Une réindustrialisation plus exigeante
Dans le même temps, les subventions déployées par Bpifrance (prêts verts, subvention verte pour les petites structures, garanties vertes, etc.) seront soumises à un nouveau degré d'écoconditionnalité : la réalisation d'un diagnostic de son impact environnemental « adapté à la taille » de l'entreprise bénéficiaire. Ce bilan pourra même être réalisé « ex post », indique le ministère, « pour garantir la rapidité du versement de l'aide ». La Ligue de protection des oiseaux (LPO) réclame, pour aller plus loin, que parmi les conditions, les entreprises puissent « rendre publics leurs engagements et actions concourant à la réduction de l'impact de leurs projets industriels sur la biodiversité ».
Le projet de loi Industrie verte souhaite, en outre, resserrer la vis du bonus écologique versé à l'achat d'un véhicule électrique. Pour être éligible, ce dernier devra respecter de nouveaux standards (en cours de formulation par l'Agence de la transition écologique, ou Ademe) concernant le mix énergétique du pays d'assemblage et de fabrication des pièces détachées (acier et batteries), mais s'agissant aussi du taux de recyclabilité de ses composants. D'après les chiffres du Gouvernement, 40 % du montant des aides au bonus écologique (environ 1,2 milliard d'euros par an) profiterait actuellement à l'industrie automobile asiatique que « la France n'a pas vocation à financer ».

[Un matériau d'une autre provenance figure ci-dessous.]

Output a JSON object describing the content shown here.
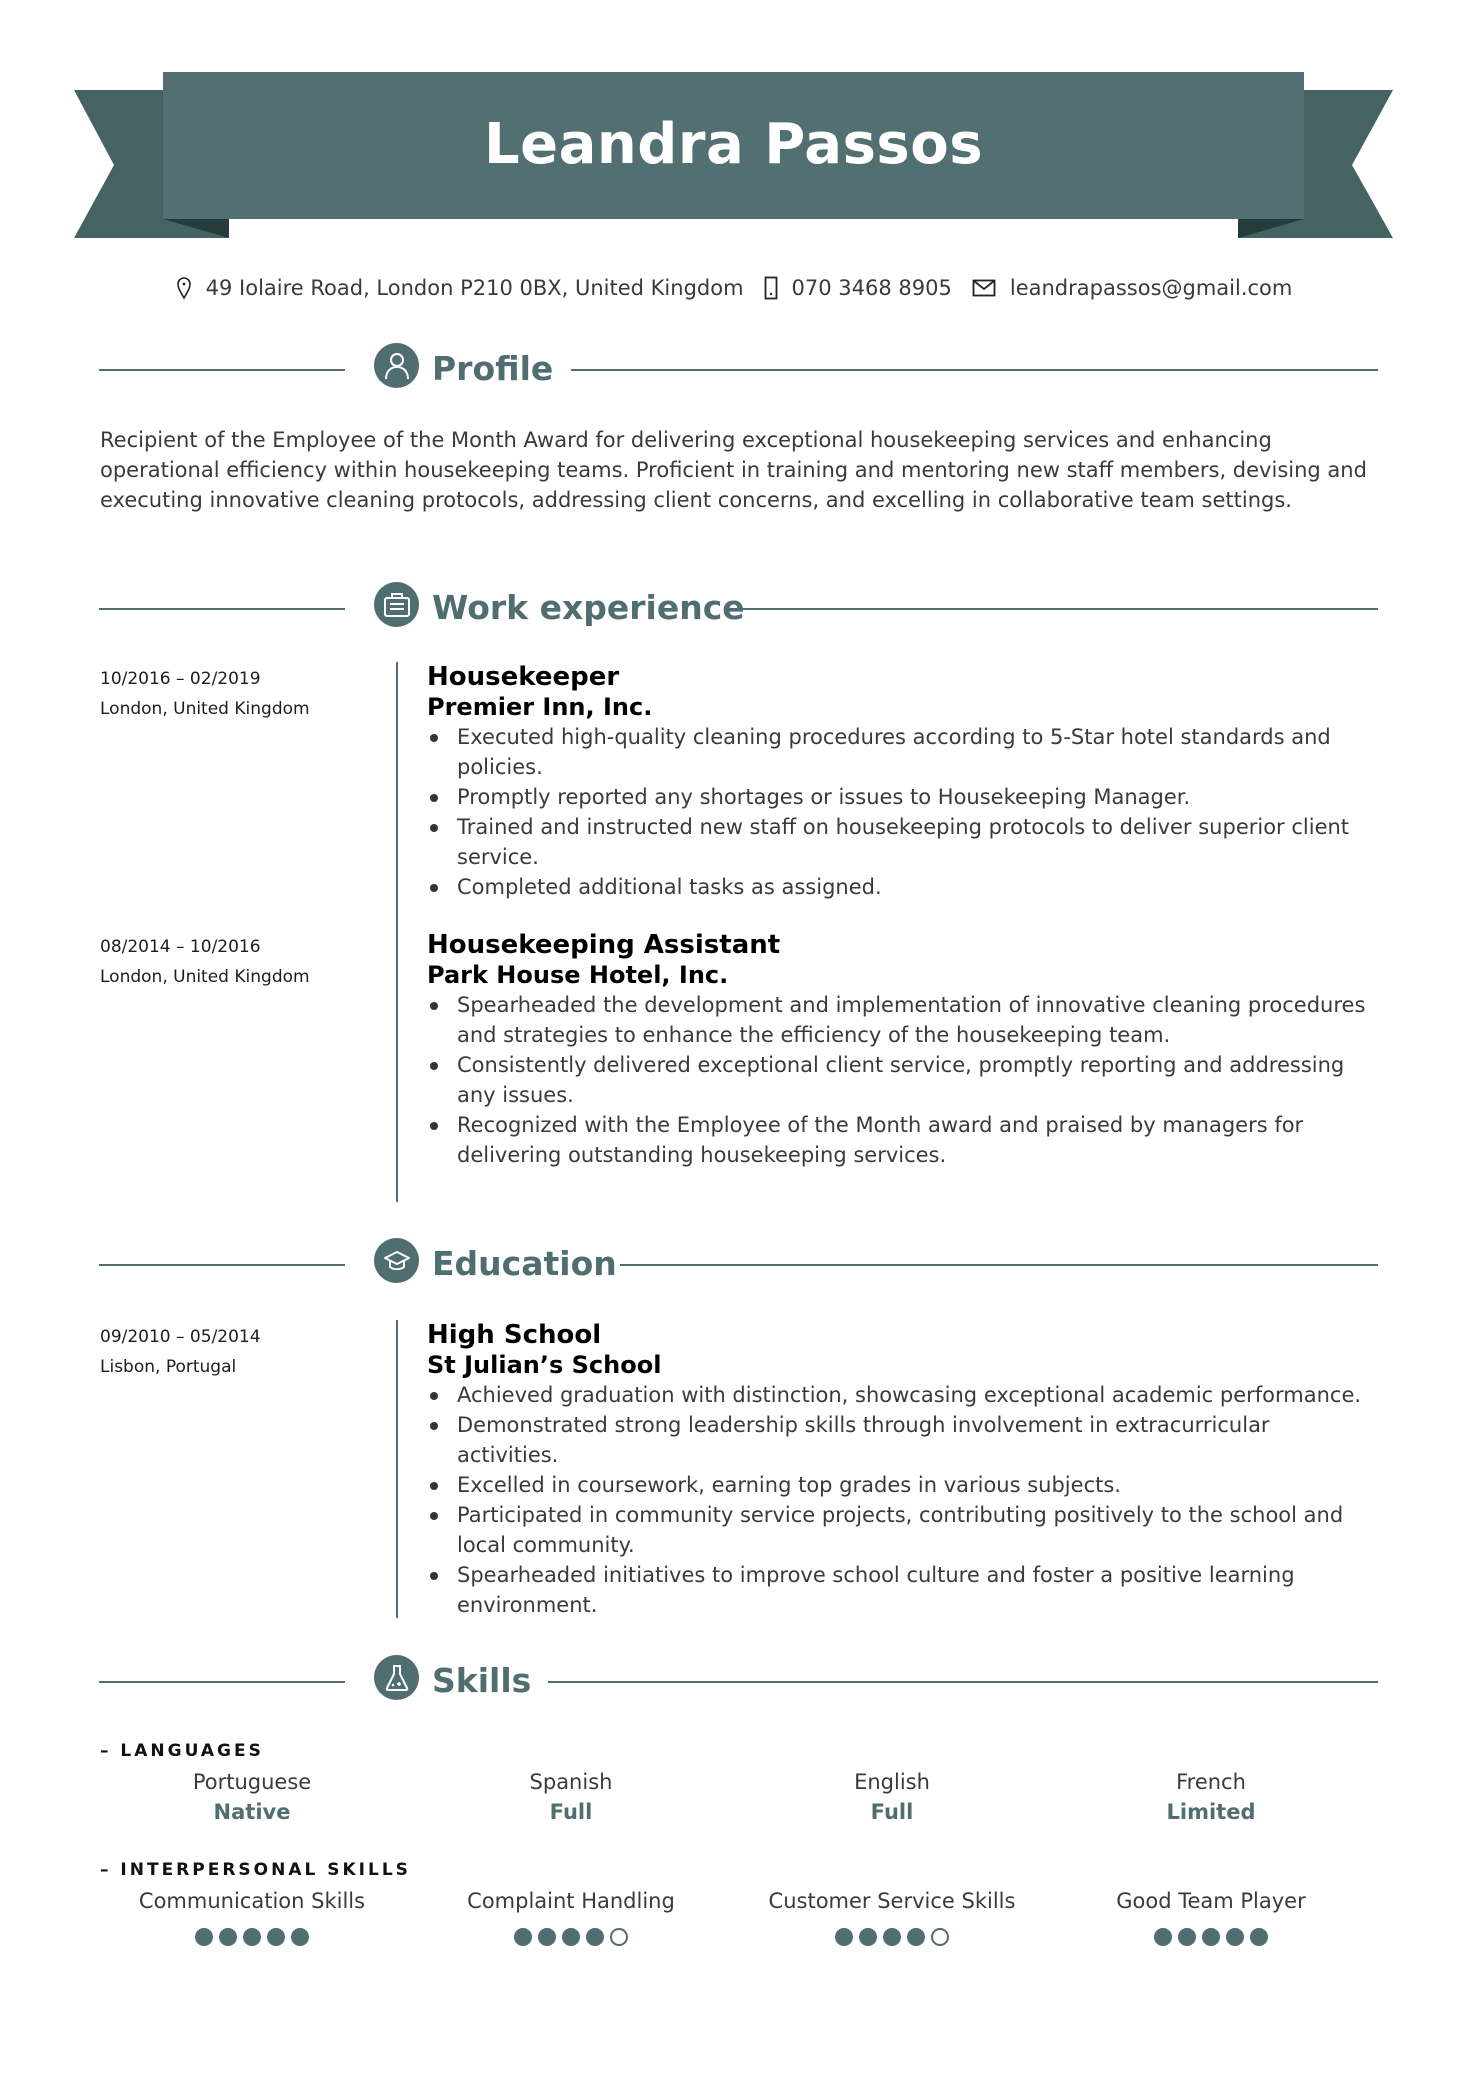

De plus, s'agissant justement de l'élément de circularité, le projet de loi prévoit diverses méthodes pour renforcer le recyclage de déchets industriels : simplification de la procédure de sortie du statut de déchet, sanctions pour les transferts de déchets en dehors du territoire national, etc. Le Réseau Action Climat (RAC) regrette que « l'économie circulaire soit uniquement abordée à travers le prisme des déchets, sans mention des autres piliers que sont l'écoconception, le réemploi et la réparation ».